Gail Collins, the editorial page editor of the New York Times, presented the 2002 Daniel W. Kops ’39 Freedom of the Press Lecture. In a speech entitled “How Women Got Their Voice,” Collins discussed both her upcoming book on womens’ history in America and her current position at The Times.
Collins first addressed the gender issues of American women of the 18th and 19th centuries.
“Men and women lived very separate lives,” she said. “There was a separate sphere where women were supposed to stay. Well into the 19th century the idea of women speaking in public was strange.”
Collins focused on women’s use of “poetry,” and “separate communities,” in order to be heard. She mentioned the women who “embraced women’s place in the home” in order to publish their work and travel extensively.
“When I think about all these women in the past who had to be so sneaky and so brave just to get up and say what they think, it really knocks me out,” she said.
She continued by speaking about her role at The New York Times, and the changes in her job after Sept. 11.
“My job has been totally colored by the World Trade Center,” she said in her speech, referring to the thousands of letters that flooded The New York Times on and after Sept. 11.
Collins said that she wanted to help others as The New York Times opinion pages are “a common circle for all the people who are the readership of this national and, in some ways, international paper.”
Collins also addressed the role of the modern woman.
“In the 20th century women are finally joining the community of men,” she said. “To me the 60’s were the first time women dared to say, ‘we are going to do these things because we want them for ourselves.'” She asserted that “today there is an expectation that women will go into the world, have a voice, and use it. It is not shocking for women to complain and demand change.”
Collins concluded her lecture by answering questions from the audience. There was a discussion between Collins and various members of the audience on the role of African American women in American history.
“Of the women who lectured to ‘promiscuous audiences’ there were very few black women. Black women resented that they were seen as ‘freed slaves’ even when their families had been free for generations and generations,” said Collins.
Kops founded this annual lecture in order to educate the Cornell community on the freedom of the press.

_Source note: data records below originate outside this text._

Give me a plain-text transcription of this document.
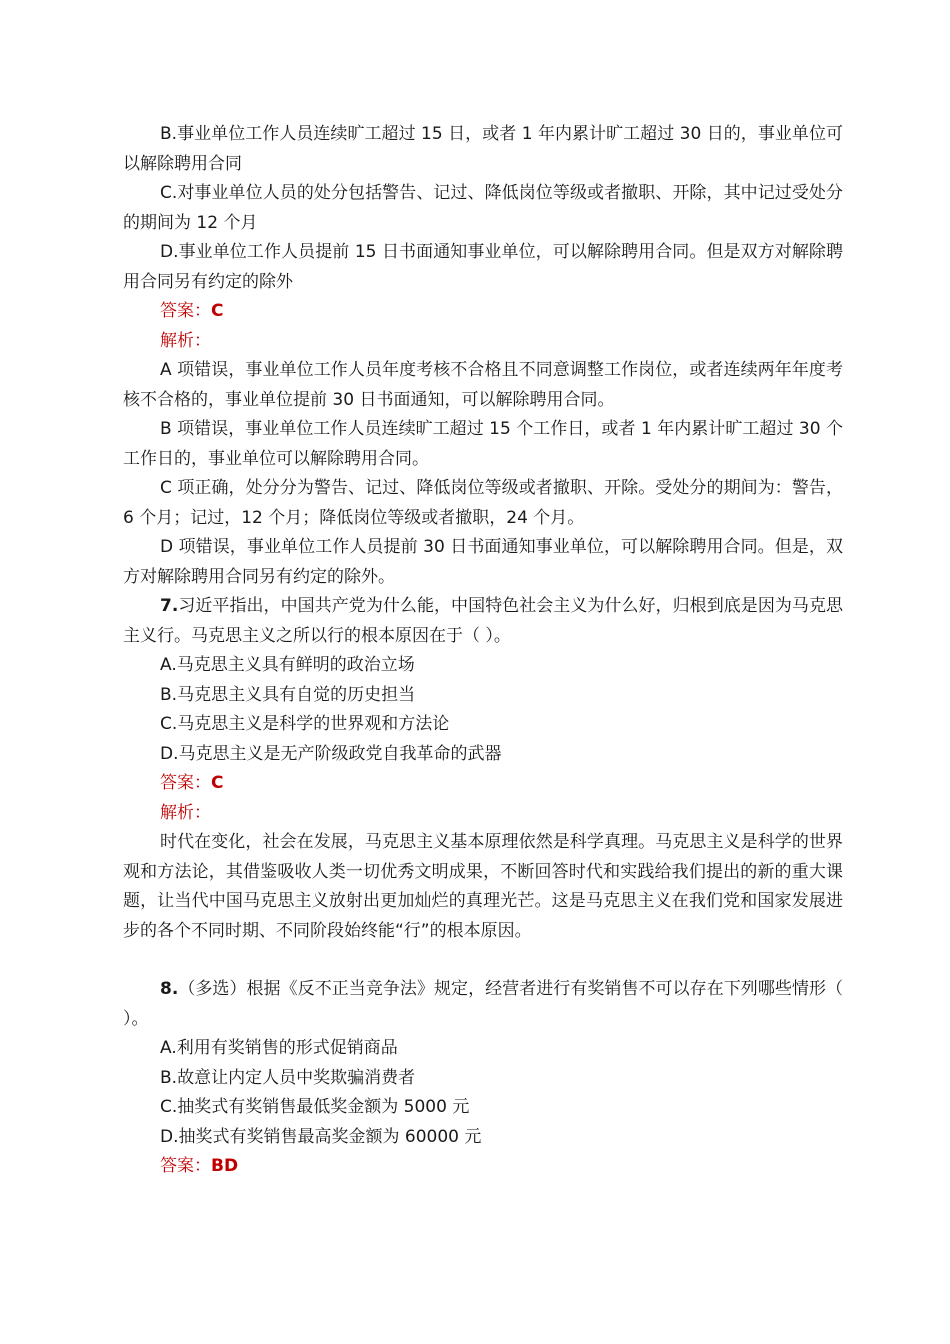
B.事业单位工作人员连续旷工超过 15 日，或者 1 年内累计旷工超过 30 日的，事业单位可以解除聘用合同

C.对事业单位人员的处分包括警告、记过、降低岗位等级或者撤职、开除，其中记过受处分的期间为 12 个月

D.事业单位工作人员提前 15 日书面通知事业单位，可以解除聘用合同。但是双方对解除聘用合同另有约定的除外

答案：C

解析：

A 项错误，事业单位工作人员年度考核不合格且不同意调整工作岗位，或者连续两年年度考核不合格的，事业单位提前 30 日书面通知，可以解除聘用合同。

B 项错误，事业单位工作人员连续旷工超过 15 个工作日，或者 1 年内累计旷工超过 30 个工作日的，事业单位可以解除聘用合同。

C 项正确，处分分为警告、记过、降低岗位等级或者撤职、开除。受处分的期间为：警告，6 个月；记过，12 个月；降低岗位等级或者撤职，24 个月。

D 项错误，事业单位工作人员提前 30 日书面通知事业单位，可以解除聘用合同。但是，双方对解除聘用合同另有约定的除外。

7.习近平指出，中国共产党为什么能，中国特色社会主义为什么好，归根到底是因为马克思主义行。马克思主义之所以行的根本原因在于（ ）。

A.马克思主义具有鲜明的政治立场

B.马克思主义具有自觉的历史担当

C.马克思主义是科学的世界观和方法论

D.马克思主义是无产阶级政党自我革命的武器

答案：C

解析：

时代在变化，社会在发展，马克思主义基本原理依然是科学真理。马克思主义是科学的世界观和方法论，其借鉴吸收人类一切优秀文明成果，不断回答时代和实践给我们提出的新的重大课题，让当代中国马克思主义放射出更加灿烂的真理光芒。这是马克思主义在我们党和国家发展进步的各个不同时期、不同阶段始终能“行”的根本原因。

8.（多选）根据《反不正当竞争法》规定，经营者进行有奖销售不可以存在下列哪些情形（ ）。

A.利用有奖销售的形式促销商品

B.故意让内定人员中奖欺骗消费者

C.抽奖式有奖销售最低奖金额为 5000 元

D.抽奖式有奖销售最高奖金额为 60000 元

答案：BD
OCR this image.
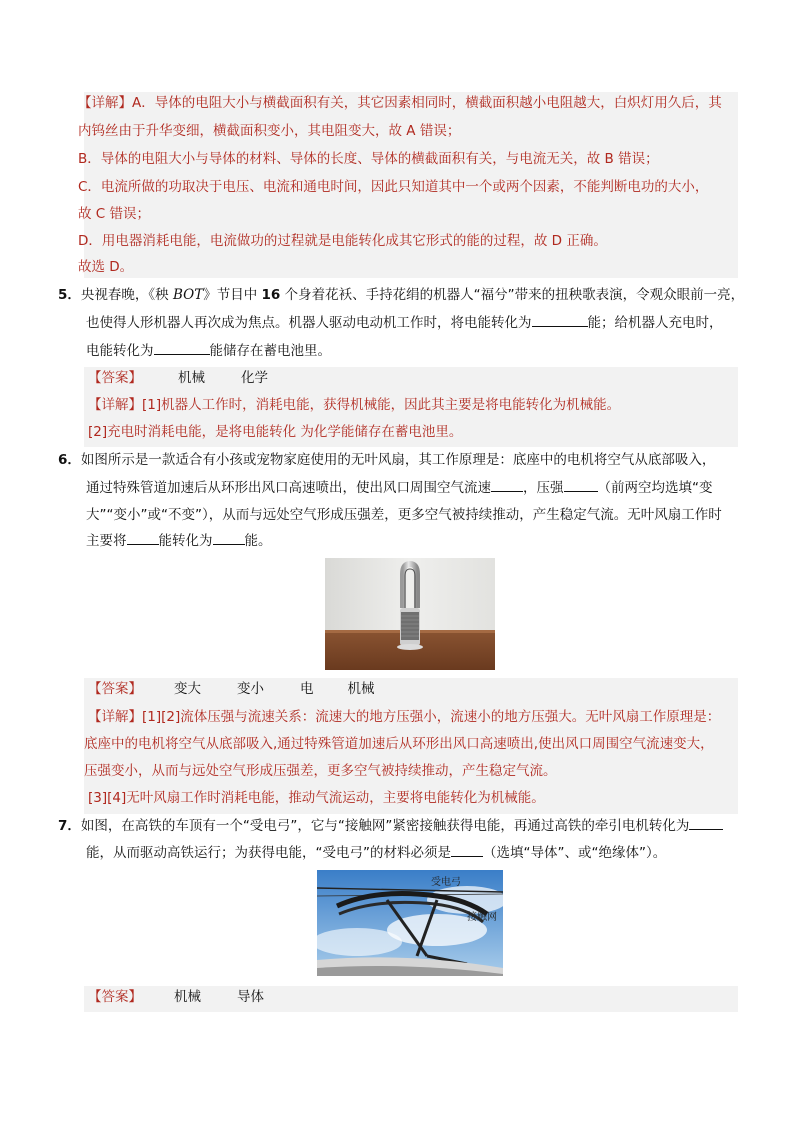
【详解】A．导体的电阻大小与横截面积有关，其它因素相同时，横截面积越小电阻越大，白炽灯用久后，其
内钨丝由于升华变细，横截面积变小，其电阻变大，故 A 错误；
B．导体的电阻大小与导体的材料、导体的长度、导体的横截面积有关，与电流无关，故 B 错误；
C．电流所做的功取决于电压、电流和通电时间，因此只知道其中一个或两个因素，不能判断电功的大小，
故 C 错误；
D．用电器消耗电能，电流做功的过程就是电能转化成其它形式的能的过程，故 D 正确。
故选 D。
5．央视春晚，《秧 BOT》节目中 16 个身着花袄、手持花绢的机器人“福兮”带来的扭秧歌表演，令观众眼前一亮，
也使得人形机器人再次成为焦点。机器人驱动电动机工作时，将电能转化为	能；给机器人充电时，
电能转化为	能储存在蓄电池里。
【答案】	机械	化学
【详解】[1]机器人工作时，消耗电能，获得机械能，因此其主要是将电能转化为机械能。
[2]充电时消耗电能，是将电能转化 为化学能储存在蓄电池里。
6．如图所示是一款适合有小孩或宠物家庭使用的无叶风扇，其工作原理是：底座中的电机将空气从底部吸入，
通过特殊管道加速后从环形出风口高速喷出，使出风口周围空气流速 ，压强	（前两空均选填“变
大”“变小”或“不变”），从而与远处空气形成压强差，更多空气被持续推动，产生稳定气流。无叶风扇工作时
主要将 能转化为 能。
【答案】 变大	变小	电	机械
【详解】[1][2]流体压强与流速关系：流速大的地方压强小，流速小的地方压强大。无叶风扇工作原理是：
底座中的电机将空气从底部吸入,通过特殊管道加速后从环形出风口高速喷出,使出风口周围空气流速变大，
压强变小，从而与远处空气形成压强差，更多空气被持续推动，产生稳定气流。
[3][4]无叶风扇工作时消耗电能，推动气流运动，主要将电能转化为机械能。
7．如图，在高铁的车顶有一个“受电弓”，它与“接触网”紧密接触获得电能，再通过高铁的牵引电机转化为
能，从而驱动高铁运行；为获得电能，“受电弓”的材料必须是 （选填“导体”、或“绝缘体”）。
受电弓
接触网
【答案】 机械	导体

He himself was present at the lecture, along with his wife, Nancy. “I get a great deal of satisfaction particularly when we get a great audience like this tonight,” he said.
Collins had worked as a columnist for New York Newsday, the New York Daily News and the Connecticut Business Journal, as well as senior editor for Connecticut Magazine, before taking on her role as the editorial page editor for The Times.
The audience was extremely diverse, with varying reasons for attending the lecture. “I admire Gail Collins and this subject is close to my heart.
She is a historical figure herself. She’s the first women to ever be the editorial page editor of the New York Times” said Prof. Joan Jacobs Brumberg, American studies.
“I personally run a non-profit organization, ‘Glamour Girls,’ and I feel anything I can learn from a woman leader is worthwhile,” said Rachel Doyle ’05.
Emma Colby ’06 said, “I came here to discover more about journalism and feminism.”
“I love to speak at colleges,” said Collins, “and I do it whenever I have the opportunity.”